Jeremiah gestured upward. "There's a river on our ceiling that we can't see. When Cricket and me sailed up the backyards to the quarry that night, he pointed out an inlet, a narrow passage of water, on its shadowy side and away from the fires—you know, where the limestone walls are so steep, we could never hike down to reach the shore. He said we'd follow it, nobody would miss us. Like nobody missed him. But I wasn't ready. I told him we'd sail it one day, if he took me back home.

"I got to keep my promise, bro. Then I'll come back, tap on the window and draw it for you with my finger. Show you how it wends its way to the sea.

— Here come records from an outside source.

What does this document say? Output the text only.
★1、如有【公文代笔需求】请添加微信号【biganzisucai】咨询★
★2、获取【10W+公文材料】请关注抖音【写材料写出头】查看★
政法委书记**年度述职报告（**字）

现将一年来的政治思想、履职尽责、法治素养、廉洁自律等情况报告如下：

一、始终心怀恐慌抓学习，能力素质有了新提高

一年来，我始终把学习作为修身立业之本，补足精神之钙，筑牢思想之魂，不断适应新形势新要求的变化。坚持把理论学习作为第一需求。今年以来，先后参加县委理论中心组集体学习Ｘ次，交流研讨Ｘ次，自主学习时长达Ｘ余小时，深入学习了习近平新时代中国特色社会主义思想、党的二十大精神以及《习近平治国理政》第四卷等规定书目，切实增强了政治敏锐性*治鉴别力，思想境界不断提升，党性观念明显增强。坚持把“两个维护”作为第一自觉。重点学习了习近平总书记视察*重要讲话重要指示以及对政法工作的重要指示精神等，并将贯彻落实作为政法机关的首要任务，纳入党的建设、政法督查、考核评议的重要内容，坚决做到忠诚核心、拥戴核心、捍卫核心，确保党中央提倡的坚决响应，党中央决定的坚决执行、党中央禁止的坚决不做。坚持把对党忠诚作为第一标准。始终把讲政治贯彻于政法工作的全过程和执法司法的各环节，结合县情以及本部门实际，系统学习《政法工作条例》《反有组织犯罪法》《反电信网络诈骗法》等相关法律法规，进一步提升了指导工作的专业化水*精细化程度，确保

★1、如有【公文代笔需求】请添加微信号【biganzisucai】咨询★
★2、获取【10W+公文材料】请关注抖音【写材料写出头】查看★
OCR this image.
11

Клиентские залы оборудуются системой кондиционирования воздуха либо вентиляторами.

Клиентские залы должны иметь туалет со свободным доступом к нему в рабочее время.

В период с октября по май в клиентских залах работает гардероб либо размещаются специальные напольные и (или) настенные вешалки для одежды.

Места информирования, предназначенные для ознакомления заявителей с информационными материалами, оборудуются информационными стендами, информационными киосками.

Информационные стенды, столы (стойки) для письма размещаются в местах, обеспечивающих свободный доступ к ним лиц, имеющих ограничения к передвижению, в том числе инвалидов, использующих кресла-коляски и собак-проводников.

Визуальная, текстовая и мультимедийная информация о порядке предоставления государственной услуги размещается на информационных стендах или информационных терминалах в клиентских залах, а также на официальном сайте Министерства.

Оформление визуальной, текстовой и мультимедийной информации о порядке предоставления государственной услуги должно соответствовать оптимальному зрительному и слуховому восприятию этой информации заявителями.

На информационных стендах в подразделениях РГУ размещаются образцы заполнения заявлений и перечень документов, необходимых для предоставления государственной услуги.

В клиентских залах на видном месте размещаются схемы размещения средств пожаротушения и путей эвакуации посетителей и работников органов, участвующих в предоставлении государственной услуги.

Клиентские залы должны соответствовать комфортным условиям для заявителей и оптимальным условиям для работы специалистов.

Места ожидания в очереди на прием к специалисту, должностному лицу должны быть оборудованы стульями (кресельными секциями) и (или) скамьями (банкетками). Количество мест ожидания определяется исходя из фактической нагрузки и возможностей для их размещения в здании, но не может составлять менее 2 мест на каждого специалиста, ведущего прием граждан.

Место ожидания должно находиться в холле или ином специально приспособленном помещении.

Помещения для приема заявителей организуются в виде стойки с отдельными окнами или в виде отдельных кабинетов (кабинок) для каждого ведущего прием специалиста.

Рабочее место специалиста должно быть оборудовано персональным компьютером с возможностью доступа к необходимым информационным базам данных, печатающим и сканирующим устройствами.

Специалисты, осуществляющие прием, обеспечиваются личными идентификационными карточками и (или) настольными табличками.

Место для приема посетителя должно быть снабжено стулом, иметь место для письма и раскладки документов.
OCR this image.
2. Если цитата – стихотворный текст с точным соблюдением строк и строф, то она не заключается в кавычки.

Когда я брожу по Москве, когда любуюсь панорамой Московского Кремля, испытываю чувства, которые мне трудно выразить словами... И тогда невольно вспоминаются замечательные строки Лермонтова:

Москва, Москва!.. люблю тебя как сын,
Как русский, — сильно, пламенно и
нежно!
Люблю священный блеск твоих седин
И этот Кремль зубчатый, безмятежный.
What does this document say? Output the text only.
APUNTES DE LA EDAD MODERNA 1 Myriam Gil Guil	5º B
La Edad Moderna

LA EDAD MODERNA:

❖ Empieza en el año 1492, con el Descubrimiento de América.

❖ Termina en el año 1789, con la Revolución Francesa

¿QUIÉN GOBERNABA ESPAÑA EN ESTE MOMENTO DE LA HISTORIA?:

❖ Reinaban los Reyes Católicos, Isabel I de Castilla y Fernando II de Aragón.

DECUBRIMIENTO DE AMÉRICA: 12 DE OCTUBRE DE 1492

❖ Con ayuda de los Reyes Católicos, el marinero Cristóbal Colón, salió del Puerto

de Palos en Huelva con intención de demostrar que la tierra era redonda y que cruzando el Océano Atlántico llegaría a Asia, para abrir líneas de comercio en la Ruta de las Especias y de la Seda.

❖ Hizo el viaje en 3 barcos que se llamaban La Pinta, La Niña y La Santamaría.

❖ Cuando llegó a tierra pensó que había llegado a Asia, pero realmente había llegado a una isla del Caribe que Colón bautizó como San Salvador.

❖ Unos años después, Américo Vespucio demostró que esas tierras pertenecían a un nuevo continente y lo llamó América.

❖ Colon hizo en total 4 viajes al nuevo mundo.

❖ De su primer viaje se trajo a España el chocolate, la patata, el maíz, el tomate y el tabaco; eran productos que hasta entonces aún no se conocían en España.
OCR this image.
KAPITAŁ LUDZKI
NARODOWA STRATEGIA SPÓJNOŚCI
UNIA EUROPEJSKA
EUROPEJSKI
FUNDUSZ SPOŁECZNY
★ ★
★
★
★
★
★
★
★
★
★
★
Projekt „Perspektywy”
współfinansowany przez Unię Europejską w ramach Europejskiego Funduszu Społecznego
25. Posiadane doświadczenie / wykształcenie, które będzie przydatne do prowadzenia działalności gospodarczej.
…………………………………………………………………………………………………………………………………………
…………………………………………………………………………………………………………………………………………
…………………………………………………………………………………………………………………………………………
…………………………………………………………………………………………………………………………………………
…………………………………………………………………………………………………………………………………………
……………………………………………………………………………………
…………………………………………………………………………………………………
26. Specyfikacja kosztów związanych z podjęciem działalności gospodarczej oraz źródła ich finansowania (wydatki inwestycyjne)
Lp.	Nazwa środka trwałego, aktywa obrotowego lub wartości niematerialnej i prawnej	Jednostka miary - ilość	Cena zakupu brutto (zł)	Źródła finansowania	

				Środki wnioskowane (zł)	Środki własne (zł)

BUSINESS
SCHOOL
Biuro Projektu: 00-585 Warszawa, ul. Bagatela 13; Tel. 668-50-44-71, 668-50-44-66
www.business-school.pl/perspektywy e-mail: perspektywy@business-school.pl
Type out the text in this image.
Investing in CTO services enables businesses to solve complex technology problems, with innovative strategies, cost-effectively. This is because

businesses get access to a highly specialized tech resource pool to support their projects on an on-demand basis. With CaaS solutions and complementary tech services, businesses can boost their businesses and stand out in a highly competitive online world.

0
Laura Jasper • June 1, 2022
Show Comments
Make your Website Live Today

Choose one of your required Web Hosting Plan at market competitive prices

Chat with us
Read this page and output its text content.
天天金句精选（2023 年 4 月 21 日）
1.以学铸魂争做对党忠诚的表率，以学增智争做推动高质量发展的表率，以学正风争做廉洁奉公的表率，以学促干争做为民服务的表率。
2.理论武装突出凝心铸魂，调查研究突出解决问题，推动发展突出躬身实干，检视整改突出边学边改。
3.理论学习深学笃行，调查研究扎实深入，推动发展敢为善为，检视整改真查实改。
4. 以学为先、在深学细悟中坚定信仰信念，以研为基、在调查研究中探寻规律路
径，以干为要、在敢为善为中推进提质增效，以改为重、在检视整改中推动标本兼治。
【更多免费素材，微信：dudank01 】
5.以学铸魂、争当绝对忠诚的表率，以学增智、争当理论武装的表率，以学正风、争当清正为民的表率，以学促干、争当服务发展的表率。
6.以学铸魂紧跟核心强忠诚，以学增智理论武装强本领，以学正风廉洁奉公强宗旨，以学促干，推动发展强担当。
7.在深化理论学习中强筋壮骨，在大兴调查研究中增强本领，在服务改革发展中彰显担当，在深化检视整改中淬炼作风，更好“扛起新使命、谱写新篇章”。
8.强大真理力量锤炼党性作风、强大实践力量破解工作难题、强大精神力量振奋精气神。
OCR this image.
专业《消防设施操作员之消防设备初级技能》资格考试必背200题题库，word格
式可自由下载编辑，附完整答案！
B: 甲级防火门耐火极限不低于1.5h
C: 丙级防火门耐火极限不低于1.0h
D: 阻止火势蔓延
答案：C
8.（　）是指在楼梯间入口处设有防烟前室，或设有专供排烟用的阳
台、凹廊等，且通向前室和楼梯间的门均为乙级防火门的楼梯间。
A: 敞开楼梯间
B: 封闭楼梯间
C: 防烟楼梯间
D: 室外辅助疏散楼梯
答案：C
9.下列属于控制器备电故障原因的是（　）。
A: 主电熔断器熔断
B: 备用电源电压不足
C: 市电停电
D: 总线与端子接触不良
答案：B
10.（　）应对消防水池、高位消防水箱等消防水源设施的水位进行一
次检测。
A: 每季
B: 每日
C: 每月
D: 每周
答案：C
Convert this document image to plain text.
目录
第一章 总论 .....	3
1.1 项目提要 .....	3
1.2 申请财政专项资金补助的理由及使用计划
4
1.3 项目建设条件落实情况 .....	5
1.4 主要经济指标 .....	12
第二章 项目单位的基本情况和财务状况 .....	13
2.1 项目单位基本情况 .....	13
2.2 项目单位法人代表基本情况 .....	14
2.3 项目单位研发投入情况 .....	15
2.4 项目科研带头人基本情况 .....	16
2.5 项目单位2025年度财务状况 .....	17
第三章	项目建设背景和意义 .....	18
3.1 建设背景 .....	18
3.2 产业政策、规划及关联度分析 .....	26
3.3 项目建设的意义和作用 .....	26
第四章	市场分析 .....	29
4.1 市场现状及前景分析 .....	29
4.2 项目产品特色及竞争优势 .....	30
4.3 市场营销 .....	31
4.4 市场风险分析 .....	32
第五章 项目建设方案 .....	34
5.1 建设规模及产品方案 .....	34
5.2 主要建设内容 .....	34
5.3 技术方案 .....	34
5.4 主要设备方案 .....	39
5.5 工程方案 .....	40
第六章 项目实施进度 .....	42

"So you will know how to follow me."

He studied my face in the glimmer of the phosphorescent rood, like he was a seer or a preacher, and watched the fear flooding up inside me. "Oh, don't worry, Ethan. Christ, don't worry. You'll come when you're ready. Doesn't have to be soon. Enough of this now." He jerked the comforter off us and switched out the lamp, carefully hanging Christ back up on the hook.

I glanced over at the creek window. It was smeared, like somebody had signed its condensation with their hand.

"Don't tell Mama, brother," Jeremiah murmured, lying back down, before turning his back to me. "She'd never understand."